The Supply Officer and the Supply Department provided all those things that make life livable, from pay to clean laundry, from repair parts to paying foreign vendors for fresh vegetables. Their labors were unceasing. The galley worked around the clock to prepare top quality meals. Many a mid watch was made more enjoyable by a shipment of fresh rolls from the early baking cycle. The Pay Clerks and Supply Clerks kept the records up to date and, no matter how intense the operations, ensured that pay records were kept accurately and questions answered with dispatch. No task was too small or too unimportant. Foremost among those tasks was the need to feed the crew. The gleaming kettles in the galley were never empty for long. The ovens turned forth a constant stream of meals, from pizza to roast beef. In the wardroom and the chief’s mess, special meals might be concocted, served on Navy china and accompanied by such things as spices and A-1 sauce not available in the general mess. The wardroom, in the finest Navy tradition, dined on starched white tablecloths, with china and sterling silver cutlery. The Executive Officer, as president of the mess, presided. The Steward’s Mates presided over all with pride and efficiency. The Supply Department ran it all. Far below the main decks, the laundry provided clean clothes, starched khaki uniforms and carefully packaged underwear on a regular basis.
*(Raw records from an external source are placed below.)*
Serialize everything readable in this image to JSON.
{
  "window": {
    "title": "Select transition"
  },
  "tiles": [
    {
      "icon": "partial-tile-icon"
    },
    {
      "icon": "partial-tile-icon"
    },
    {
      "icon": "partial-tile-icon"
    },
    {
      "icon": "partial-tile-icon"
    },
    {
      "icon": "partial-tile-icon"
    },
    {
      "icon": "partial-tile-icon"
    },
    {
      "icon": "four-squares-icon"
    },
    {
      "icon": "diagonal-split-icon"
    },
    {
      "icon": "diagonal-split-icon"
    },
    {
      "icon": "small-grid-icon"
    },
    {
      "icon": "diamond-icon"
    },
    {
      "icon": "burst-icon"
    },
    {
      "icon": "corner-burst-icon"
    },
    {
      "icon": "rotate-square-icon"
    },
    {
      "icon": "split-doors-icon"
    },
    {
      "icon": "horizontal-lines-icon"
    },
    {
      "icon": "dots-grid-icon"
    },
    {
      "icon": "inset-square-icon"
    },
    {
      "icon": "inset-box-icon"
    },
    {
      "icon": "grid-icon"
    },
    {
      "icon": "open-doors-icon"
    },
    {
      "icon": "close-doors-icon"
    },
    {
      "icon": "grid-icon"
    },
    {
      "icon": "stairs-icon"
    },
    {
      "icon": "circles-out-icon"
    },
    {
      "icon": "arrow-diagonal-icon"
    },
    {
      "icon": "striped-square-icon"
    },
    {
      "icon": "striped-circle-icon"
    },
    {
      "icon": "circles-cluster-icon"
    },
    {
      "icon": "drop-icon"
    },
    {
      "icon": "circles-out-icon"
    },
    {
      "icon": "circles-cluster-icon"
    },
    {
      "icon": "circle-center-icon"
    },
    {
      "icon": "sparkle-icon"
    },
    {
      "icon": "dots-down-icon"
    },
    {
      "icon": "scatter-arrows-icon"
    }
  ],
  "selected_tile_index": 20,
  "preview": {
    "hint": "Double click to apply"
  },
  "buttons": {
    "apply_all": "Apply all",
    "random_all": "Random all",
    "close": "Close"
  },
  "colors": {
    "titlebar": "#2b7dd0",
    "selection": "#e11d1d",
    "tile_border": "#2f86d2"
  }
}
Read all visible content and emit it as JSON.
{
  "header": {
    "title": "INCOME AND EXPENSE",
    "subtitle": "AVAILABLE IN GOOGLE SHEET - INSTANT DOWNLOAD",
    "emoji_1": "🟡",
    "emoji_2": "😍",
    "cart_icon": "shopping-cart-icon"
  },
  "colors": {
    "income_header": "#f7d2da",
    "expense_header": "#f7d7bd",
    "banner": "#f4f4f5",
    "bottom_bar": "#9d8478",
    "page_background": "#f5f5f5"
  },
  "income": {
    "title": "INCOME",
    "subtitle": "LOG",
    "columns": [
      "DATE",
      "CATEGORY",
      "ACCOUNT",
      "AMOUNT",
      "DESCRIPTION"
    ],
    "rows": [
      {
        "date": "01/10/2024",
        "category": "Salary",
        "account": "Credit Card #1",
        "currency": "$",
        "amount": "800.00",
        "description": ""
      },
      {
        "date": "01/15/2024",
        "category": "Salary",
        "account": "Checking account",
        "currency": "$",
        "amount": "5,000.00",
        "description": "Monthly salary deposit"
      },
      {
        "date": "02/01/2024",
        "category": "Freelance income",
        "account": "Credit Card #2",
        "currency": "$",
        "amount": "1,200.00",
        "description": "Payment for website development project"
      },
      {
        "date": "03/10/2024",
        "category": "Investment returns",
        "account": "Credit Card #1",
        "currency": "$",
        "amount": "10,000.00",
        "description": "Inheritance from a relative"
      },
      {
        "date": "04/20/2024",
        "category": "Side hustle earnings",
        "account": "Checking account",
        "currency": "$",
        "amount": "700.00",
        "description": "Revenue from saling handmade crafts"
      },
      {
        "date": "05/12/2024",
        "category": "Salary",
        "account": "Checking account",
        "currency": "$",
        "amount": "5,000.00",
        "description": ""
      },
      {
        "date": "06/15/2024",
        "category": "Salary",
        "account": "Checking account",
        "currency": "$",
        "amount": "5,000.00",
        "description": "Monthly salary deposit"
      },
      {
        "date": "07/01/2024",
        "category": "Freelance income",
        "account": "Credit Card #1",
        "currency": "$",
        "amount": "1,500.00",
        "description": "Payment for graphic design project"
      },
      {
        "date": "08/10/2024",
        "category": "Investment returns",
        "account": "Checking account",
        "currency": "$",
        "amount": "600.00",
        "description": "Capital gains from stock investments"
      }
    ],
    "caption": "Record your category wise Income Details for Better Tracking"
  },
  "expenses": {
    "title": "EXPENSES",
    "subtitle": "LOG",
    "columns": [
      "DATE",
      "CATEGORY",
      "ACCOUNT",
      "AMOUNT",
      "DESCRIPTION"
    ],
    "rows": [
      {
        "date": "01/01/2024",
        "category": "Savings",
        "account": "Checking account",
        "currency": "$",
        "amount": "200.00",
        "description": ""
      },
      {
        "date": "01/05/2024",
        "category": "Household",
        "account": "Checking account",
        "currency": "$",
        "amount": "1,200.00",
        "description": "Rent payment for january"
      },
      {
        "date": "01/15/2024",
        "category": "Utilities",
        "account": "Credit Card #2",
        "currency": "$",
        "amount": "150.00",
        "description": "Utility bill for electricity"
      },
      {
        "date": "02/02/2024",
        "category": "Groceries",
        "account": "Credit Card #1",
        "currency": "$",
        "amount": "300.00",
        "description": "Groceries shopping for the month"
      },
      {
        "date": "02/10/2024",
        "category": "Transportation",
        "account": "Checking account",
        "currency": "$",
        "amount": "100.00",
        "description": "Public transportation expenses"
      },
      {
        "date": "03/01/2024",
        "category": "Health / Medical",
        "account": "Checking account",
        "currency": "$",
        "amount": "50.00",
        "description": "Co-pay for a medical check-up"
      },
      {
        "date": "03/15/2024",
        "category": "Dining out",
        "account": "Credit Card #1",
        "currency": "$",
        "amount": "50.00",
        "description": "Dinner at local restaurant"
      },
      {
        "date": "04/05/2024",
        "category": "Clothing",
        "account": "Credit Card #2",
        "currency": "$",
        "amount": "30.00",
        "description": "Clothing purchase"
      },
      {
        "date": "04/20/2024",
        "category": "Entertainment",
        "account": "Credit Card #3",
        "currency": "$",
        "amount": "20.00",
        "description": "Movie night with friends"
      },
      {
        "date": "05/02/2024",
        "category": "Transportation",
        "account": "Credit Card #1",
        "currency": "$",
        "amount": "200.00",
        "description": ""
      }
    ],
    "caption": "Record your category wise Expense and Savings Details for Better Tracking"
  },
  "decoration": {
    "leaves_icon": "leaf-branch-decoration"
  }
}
There were certainly irregularities, as when one’s favorite shirt returned reduced to one third of its original size, but they were few and far between, and contributed immensely to the merriment of wardroom conversation when they did happen. The true measure of the Supply Officer would come into play when there was a major casualty to a key system, or when a call on a foreign port required the utmost in collaboration with foreign vendors. The best supply officers excelled on those occasions, conjuring up parts from nowhere, and making deals for foodstuffs and tours for sailors that kept up morale.

Department Coordination

Obviously, the work of all the departments had to be coordinated closely to ensure the proper working of the ship. Every morning the XO would call his leaders together for Officers’ Call. Notes would be exchanged and the day’s activities reviewed. One had the chance to observe the relative health and energy levels of one’s peers. Then, throughout the day, cooperation between and amongst those key department leaders would resolve one problem after another, just as it does today. Again, in the evening, Eight O’clock Reports, generally conducted at 1930, before the evening watch or movie call (depending on one’s circumstances), would provide yet another opportunity to assess the readiness of the command to conduct the next series of operations. Each meeting might be followed by a series of communications to key department command centers. The Engineering Officer, for example, would provide his “Night Orders” to the department, detailing tasks to be performed overnight, information on what to prepare for the next day, and the alignment of the plant during the next several hours. Similar orders would be prepared for the other departments. The Captain’s “Night Orders” would give overall direction to the bridge and watch teams. It was always understood that he could be called in an instant if circumstances so indicated. It would be the brave watch officer, in CIC or on the bridge, who did so. In any event, it was seldom required – if operations were intense, the Captain would already be on the bridge or in CIC. One did not have to ask.